Wpis z mikrobloga

Lel, Miraski beka pieniężna xD

Jakiś czas temu zainstalowałem sobie #tinder, żeby sprawdzić te wszystkie legendy krążące na temat #rozowepaski przebywających tam. Powiem Wam, że nie spodziewałem się takiego outcome'u. ( ͡ ͜ʖ ͡)

Do rzeczy. Na sam początek wrzuciłem sobie zdjęcie jakiegoś brzydala z tłustymi włosami na profilówkę(2/10). Plusowałem każdego różowego, jaki mi się pojawił. Odzew jakiś tam był, chociaż raczej różowe nie były wysokich lotów i ciężko mi było z nimi pisać, bo #patologia motzno. Potem postanowiłem zmienić taktykę i wrzucić na profil zdjęcia jakiegoś umiarkowanego przystojniaka (8,5/10). Wtedy zaczęło się piekło, bo ilość par przyrastała geometrycznie i mogłem sobie robić ##!$%@? pod względem wyglądu i intelektu. Gdy zostało mi cztery całkiem ogarnięte i ładne różowe postanowiłem zaprosić je na randkę, bo napalone były całkiem mocno na mnie. Każda się zgodziła i wtedy przystąpiłem do kolejnej części eksperymentu na żywym organizmie.

Przyznałem się, że to nie jestem ja na tym zdjęciu, bo jestem brzydki i wstydziłem się pokazać siebie, a laski lecą na wygląd, bla bla bla i powysyłałem tym różowym zdjęcie mojego dosyć brzydkiego i trochę otyłego kolegi 3/10 (mam nadzieję, że się nie #!$%@? xD).
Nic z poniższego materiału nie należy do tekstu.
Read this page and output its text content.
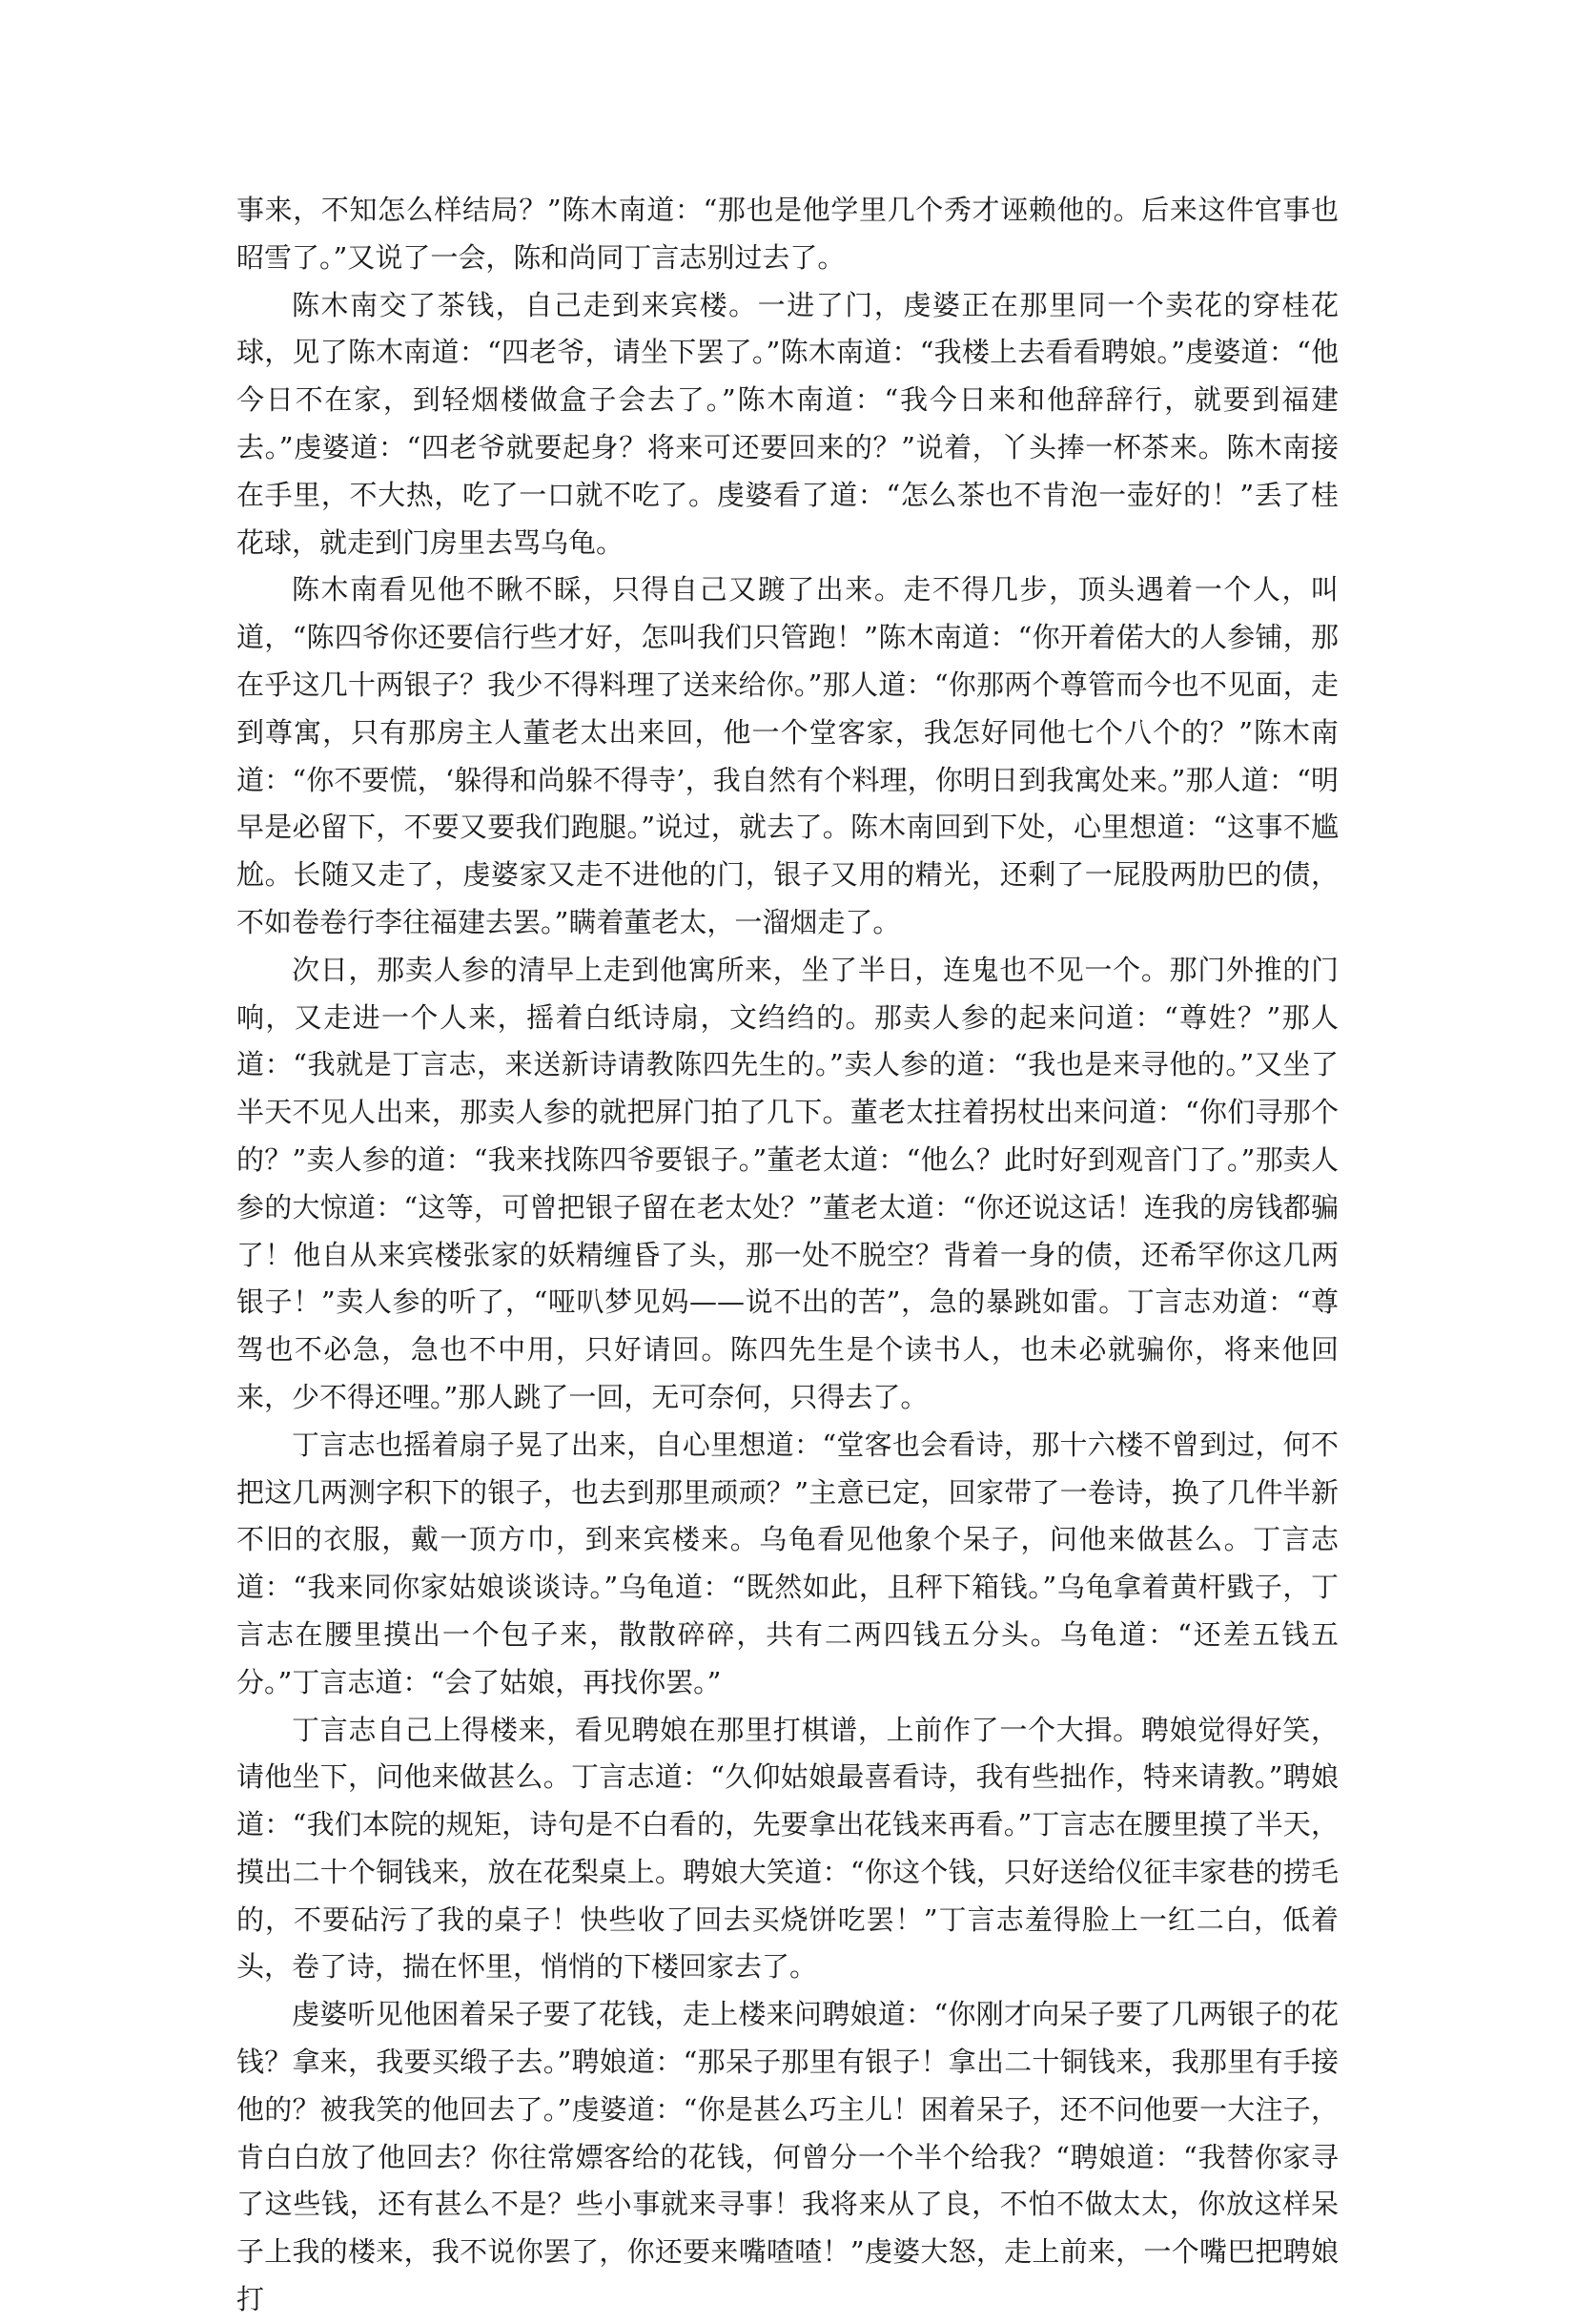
事来，不知怎么样结局？”陈木南道：“那也是他学里几个秀才诬赖他的。后来这件官事也昭雪了。”又说了一会，陈和尚同丁言志别过去了。

陈木南交了茶钱，自己走到来宾楼。一进了门，虔婆正在那里同一个卖花的穿桂花球，见了陈木南道：“四老爷，请坐下罢了。”陈木南道：“我楼上去看看聘娘。”虔婆道：“他今日不在家，到轻烟楼做盒子会去了。”陈木南道：“我今日来和他辞辞行，就要到福建去。”虔婆道：“四老爷就要起身？将来可还要回来的？”说着，丫头捧一杯茶来。陈木南接在手里，不大热，吃了一口就不吃了。虔婆看了道：“怎么茶也不肯泡一壶好的！”丢了桂花球，就走到门房里去骂乌龟。

陈木南看见他不瞅不睬，只得自己又踱了出来。走不得几步，顶头遇着一个人，叫道，“陈四爷你还要信行些才好，怎叫我们只管跑！”陈木南道：“你开着偌大的人参铺，那在乎这几十两银子？我少不得料理了送来给你。”那人道：“你那两个尊管而今也不见面，走到尊寓，只有那房主人董老太出来回，他一个堂客家，我怎好同他七个八个的？”陈木南道：“你不要慌，‘躲得和尚躲不得寺’，我自然有个料理，你明日到我寓处来。”那人道：“明早是必留下，不要又要我们跑腿。”说过，就去了。陈木南回到下处，心里想道：“这事不尴尬。长随又走了，虔婆家又走不进他的门，银子又用的精光，还剩了一屁股两肋巴的债，不如卷卷行李往福建去罢。”瞒着董老太，一溜烟走了。

次日，那卖人参的清早上走到他寓所来，坐了半日，连鬼也不见一个。那门外推的门响，又走进一个人来，摇着白纸诗扇，文绉绉的。那卖人参的起来问道：“尊姓？”那人道：“我就是丁言志，来送新诗请教陈四先生的。”卖人参的道：“我也是来寻他的。”又坐了半天不见人出来，那卖人参的就把屏门拍了几下。董老太拄着拐杖出来问道：“你们寻那个的？”卖人参的道：“我来找陈四爷要银子。”董老太道：“他么？此时好到观音门了。”那卖人参的大惊道：“这等，可曾把银子留在老太处？”董老太道：“你还说这话！连我的房钱都骗了！他自从来宾楼张家的妖精缠昏了头，那一处不脱空？背着一身的债，还希罕你这几两银子！”卖人参的听了，“哑叭梦见妈——说不出的苦”，急的暴跳如雷。丁言志劝道：“尊驾也不必急，急也不中用，只好请回。陈四先生是个读书人，也未必就骗你，将来他回来，少不得还哩。”那人跳了一回，无可奈何，只得去了。

丁言志也摇着扇子晃了出来，自心里想道：“堂客也会看诗，那十六楼不曾到过，何不把这几两测字积下的银子，也去到那里顽顽？”主意已定，回家带了一卷诗，换了几件半新不旧的衣服，戴一顶方巾，到来宾楼来。乌龟看见他象个呆子，问他来做甚么。丁言志道：“我来同你家姑娘谈谈诗。”乌龟道：“既然如此，且秤下箱钱。”乌龟拿着黄杆戥子，丁言志在腰里摸出一个包子来，散散碎碎，共有二两四钱五分头。乌龟道：“还差五钱五分。”丁言志道：“会了姑娘，再找你罢。”

丁言志自己上得楼来，看见聘娘在那里打棋谱，上前作了一个大揖。聘娘觉得好笑，请他坐下，问他来做甚么。丁言志道：“久仰姑娘最喜看诗，我有些拙作，特来请教。”聘娘道：“我们本院的规矩，诗句是不白看的，先要拿出花钱来再看。”丁言志在腰里摸了半天，摸出二十个铜钱来，放在花梨桌上。聘娘大笑道：“你这个钱，只好送给仪征丰家巷的捞毛的，不要砧污了我的桌子！快些收了回去买烧饼吃罢！”丁言志羞得脸上一红二白，低着头，卷了诗，揣在怀里，悄悄的下楼回家去了。

虔婆听见他困着呆子要了花钱，走上楼来问聘娘道：“你刚才向呆子要了几两银子的花钱？拿来，我要买缎子去。”聘娘道：“那呆子那里有银子！拿出二十铜钱来，我那里有手接他的？被我笑的他回去了。”虔婆道：“你是甚么巧主儿！困着呆子，还不问他要一大注子，肯白白放了他回去？你往常嫖客给的花钱，何曾分一个半个给我？“聘娘道：“我替你家寻了这些钱，还有甚么不是？些小事就来寻事！我将来从了良，不怕不做太太，你放这样呆子上我的楼来，我不说你罢了，你还要来嘴喳喳！”虔婆大怒，走上前来，一个嘴巴把聘娘打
No i tu się zaczyna niezła beka, bo wydawało mi się, że wszystkie różowe uciekną i potwierdzą się tezy stulejarskiej części wypoku. A tu nagle jedna różowa stwierdza, że faktycznie przystojny nie jestem, ale bardzo fajnie mi się ze mną rozmawiało i mimo wszystko chce się ze mną spotkać. xDDDDDD

O gutwa, co tera Mircy? xD

Po raz kolejny przyznać się, że robiłem ją w #!$%@? i iść jako ja (mocne 6/10 xD, czyli zaskoczenie na plus), czy olać, bo kolejnej ściemy nie przełknie, czy może sprezentować dziewczynę mojemu kumplowi i wyrównać rachunki za wykorzystanie wizerunku? Niezły klops się zrobił xD

Dziewczyna mocne 8/10, dzieciaka nie ma i wydaje się całkiem normalna.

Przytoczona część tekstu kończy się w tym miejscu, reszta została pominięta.